The Camera Collection
A majority of cameras have a lens positioned in front of the camera’s opening to gather the incoming light and focus all or part of the image on the recording surface.
A camera is a device that records images that can be stored directly, transmitted to another location, or both. These images may be still photographs or moving images such as videos or movies. The term camera comes from the word camera obscura (Latin for “dark chamber”), an early mechanism for projecting images. The modern camera evolved from the camera obscura.
Cameras may work with the light of the visible spectrum or with other portions of the electromagnetic spectrum. A camera generally consists of an enclosed hollow with an opening (aperture) at one end for light to enter, and a recording or viewing surface for capturing the light at the other end.

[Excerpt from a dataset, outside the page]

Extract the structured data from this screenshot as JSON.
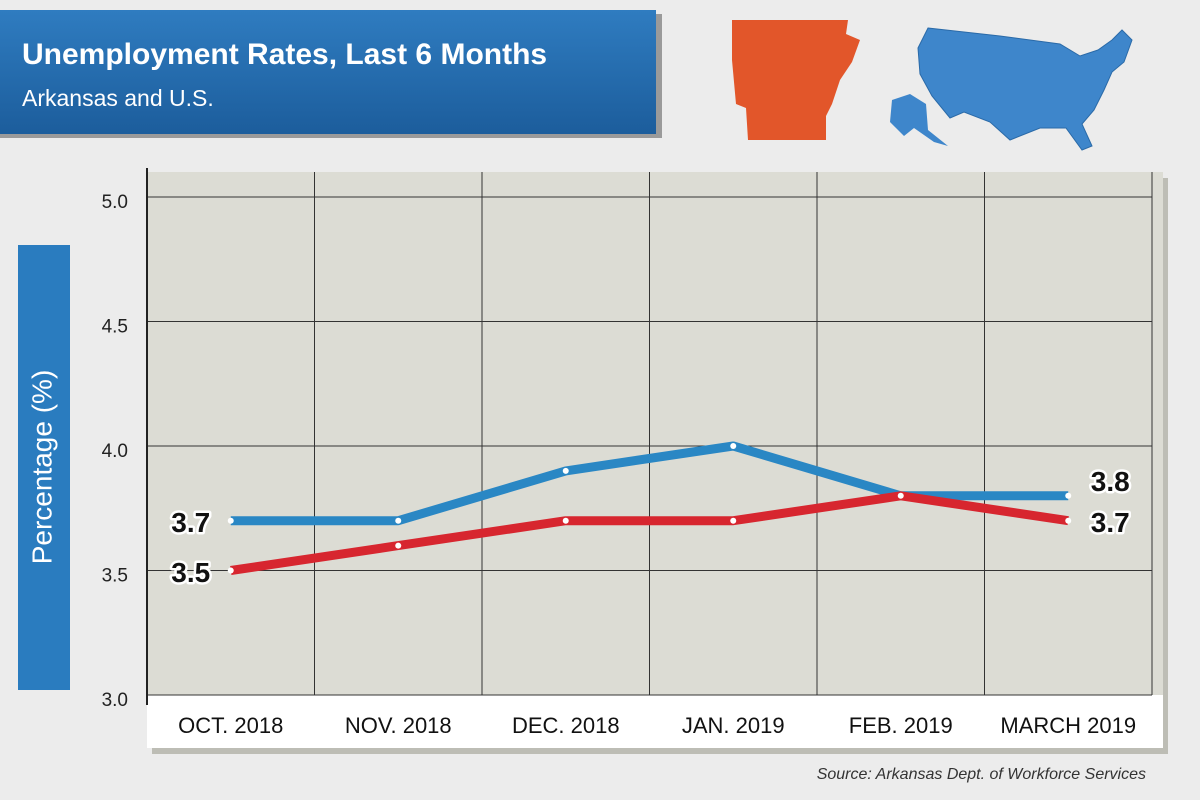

A majority of cameras have a lens positioned in front of the camera’s opening to gather the incoming light and focus all or part of the image on the recording surface. The diameter of the aperture is often controlled by a diaphragm mechanism, but some cameras have a fixed-size aperture. Most cameras use an electronic image sensor to store photographs on flash memory. Other cameras, particularly the majority of cameras from the 20th century, use photographic film.
A typical still camera takes one photo each time the user presses the shutter button (except in continuous-fire mode). A typical movie camera continuously takes 24 film frames per second as long as the user holds down the shutter button, or until the shutter button is pressed a second time.